Consider an airplane headed N 60 degrees W at a speed of 400 mph. What wind direction at a speed of 75 mph will produce a resultant direction of N 50 degrees W?
To solve this problem, we need to use vector addition. The airplane's velocity and the wind velocity will combine to produce the resultant velocity, which is the direction and speed of the airplane relative to the ground.
Let's break down the problem step by step:
1. Start by drawing a diagram to represent the situation. Draw a line to represent the airplane's velocity, N 60 degrees W, and another line to represent the wind's velocity, which we will label as "W."
2. Label the magnitude (speed) and direction of the airplane's velocity: 400 mph at N 60 degrees W. The magnitude represents the length of the line, and the direction is given by the angle in relation to the reference (North).

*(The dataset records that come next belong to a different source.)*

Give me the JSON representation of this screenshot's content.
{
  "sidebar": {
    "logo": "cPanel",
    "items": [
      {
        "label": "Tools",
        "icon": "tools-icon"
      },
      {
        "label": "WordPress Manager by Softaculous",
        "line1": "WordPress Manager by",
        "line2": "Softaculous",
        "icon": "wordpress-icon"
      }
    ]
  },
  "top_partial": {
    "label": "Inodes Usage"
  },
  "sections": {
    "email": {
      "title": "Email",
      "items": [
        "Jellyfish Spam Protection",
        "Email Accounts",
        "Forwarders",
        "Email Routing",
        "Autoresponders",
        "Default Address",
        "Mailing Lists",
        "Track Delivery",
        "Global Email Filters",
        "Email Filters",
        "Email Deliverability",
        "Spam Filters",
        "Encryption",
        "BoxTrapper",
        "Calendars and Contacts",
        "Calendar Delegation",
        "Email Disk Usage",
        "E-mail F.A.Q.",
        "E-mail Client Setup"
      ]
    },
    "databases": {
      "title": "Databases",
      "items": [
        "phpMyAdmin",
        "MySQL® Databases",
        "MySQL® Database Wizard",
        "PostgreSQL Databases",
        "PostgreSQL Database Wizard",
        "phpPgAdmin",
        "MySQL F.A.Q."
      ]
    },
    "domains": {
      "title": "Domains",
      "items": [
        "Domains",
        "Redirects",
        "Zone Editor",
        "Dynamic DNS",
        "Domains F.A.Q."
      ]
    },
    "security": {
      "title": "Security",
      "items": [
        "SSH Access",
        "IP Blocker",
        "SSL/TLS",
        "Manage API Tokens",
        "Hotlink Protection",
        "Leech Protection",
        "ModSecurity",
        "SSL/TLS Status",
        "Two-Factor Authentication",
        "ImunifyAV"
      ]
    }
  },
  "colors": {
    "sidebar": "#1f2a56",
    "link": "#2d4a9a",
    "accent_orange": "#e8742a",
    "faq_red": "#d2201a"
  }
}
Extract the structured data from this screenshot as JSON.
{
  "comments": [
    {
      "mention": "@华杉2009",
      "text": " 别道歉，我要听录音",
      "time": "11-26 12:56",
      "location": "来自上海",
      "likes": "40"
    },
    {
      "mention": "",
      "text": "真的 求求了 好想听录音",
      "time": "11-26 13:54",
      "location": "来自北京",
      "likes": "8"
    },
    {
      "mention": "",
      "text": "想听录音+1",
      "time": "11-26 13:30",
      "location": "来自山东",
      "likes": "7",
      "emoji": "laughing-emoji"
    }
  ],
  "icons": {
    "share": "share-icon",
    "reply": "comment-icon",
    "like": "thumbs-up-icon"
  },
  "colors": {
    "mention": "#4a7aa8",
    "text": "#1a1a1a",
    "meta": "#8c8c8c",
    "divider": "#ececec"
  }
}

3. Label the magnitude (speed) and direction of the resultant velocity (airplane + wind): Unknown speed at N 50 degrees W. We will label this line as "V" to represent the resultant velocity.

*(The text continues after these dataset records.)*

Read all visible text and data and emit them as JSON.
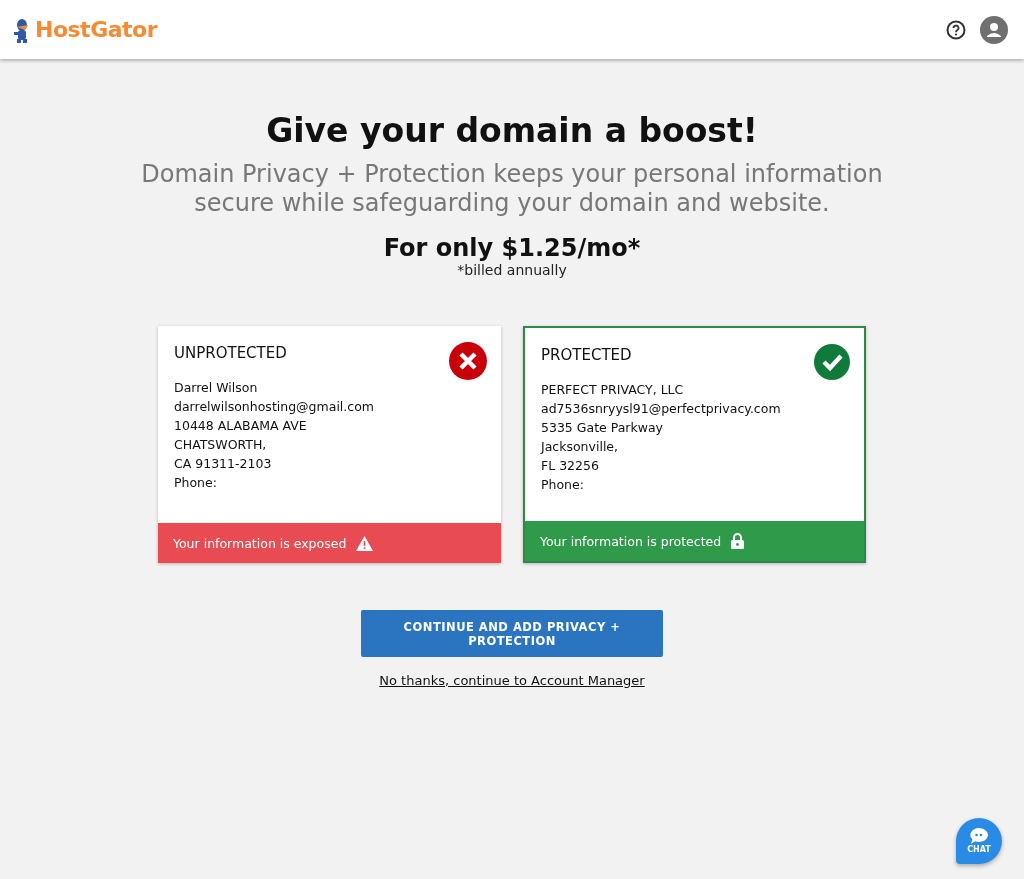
{
  "header": {
    "logo": "HostGator"
  },
  "title": "Give your domain a boost!",
  "subtitle": "Domain Privacy + Protection keeps your personal information secure while safeguarding your domain and website.",
  "price": "For only $1.25/mo*",
  "billing_note": "*billed annually",
  "cards": [
    {
      "kind": "unprotected",
      "title": "UNPROTECTED",
      "lines": [
        "Darrel Wilson",
        "darrelwilsonhosting@gmail.com",
        "10448 ALABAMA AVE",
        "CHATSWORTH,",
        "CA 91311-2103",
        "Phone:"
      ],
      "footer": "Your information is exposed"
    },
    {
      "kind": "protected",
      "title": "PROTECTED",
      "lines": [
        "PERFECT PRIVACY, LLC",
        "ad7536snryysl91@perfectprivacy.com",
        "5335 Gate Parkway",
        "Jacksonville,",
        "FL 32256",
        "Phone:"
      ],
      "footer": "Your information is protected"
    }
  ],
  "primary_button": "CONTINUE AND ADD PRIVACY + PROTECTION",
  "secondary_link": "No thanks, continue to Account Manager",
  "chat": {
    "label": "CHAT"
  }
}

4. Note that the direction N 50 degrees W is counterclockwise from West (which is 270 degrees) by 50 degrees. So, N 50 degrees W can also be represented as 270 degrees - 50 degrees, which equals 220 degrees.
5. The resultant velocity vector (V) is the sum of the airplane velocity vector (A) and the wind velocity vector (W). Mathematically, we can represent it as V = A + W.

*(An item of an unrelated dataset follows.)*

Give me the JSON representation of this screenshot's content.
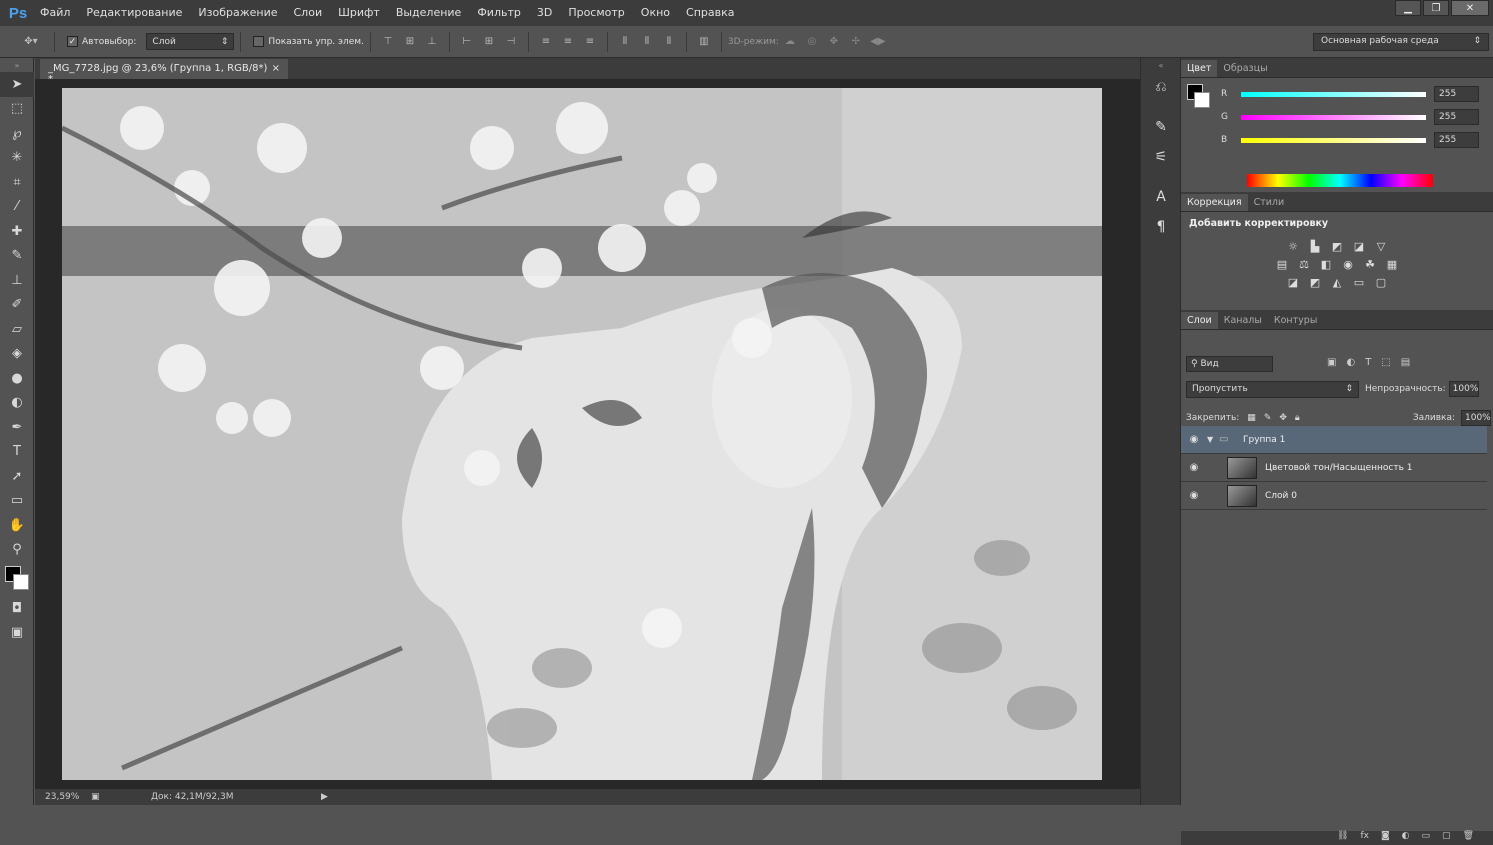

6. Convert the given velocities (A and W) into their components using trigonometry. For the airplane's velocity (A), the North-South component = 400 mph * sin(60 degrees) and the West-East component = 400 mph * cos(60 degrees). Similarly, for the wind's velocity (W), the North-South component = 75 mph * sin(x) and the West-East component = 75 mph * cos(x), where 'x' represents the wind direction (unknown).
7. Equate the components to find the resultant components. The North-South component of the resultant velocity (V) should equal the sum of the North-South components of A and W, and the West-East component of V should equal the sum of the West-East components of A and W.
8. Setting up the equations:
- North-South component: 400 mph * sin(60 degrees) + 75 mph * sin(x) = V_north
- West-East component: 400 mph * cos(60 degrees) + 75 mph * cos(x) = V_east
9. Now, substitute the given resultant direction, N 50 degrees W, which we converted to 220 degrees, into the equations.
- North-South component: 400 mph * sin(60 degrees) + 75 mph * sin(x) = V_north
- West-East component: 400 mph * cos(60 degrees) + 75 mph * cos(x) = V_east
10. Solve these two equations simultaneously to find the wind direction, which is represented by 'x.' Substitute the values into the equation and solve for 'x'.
Once you find the value of 'x,' you will have the wind direction that, combined with its speed of 75 mph, will produce a resultant direction of N 50 degrees W.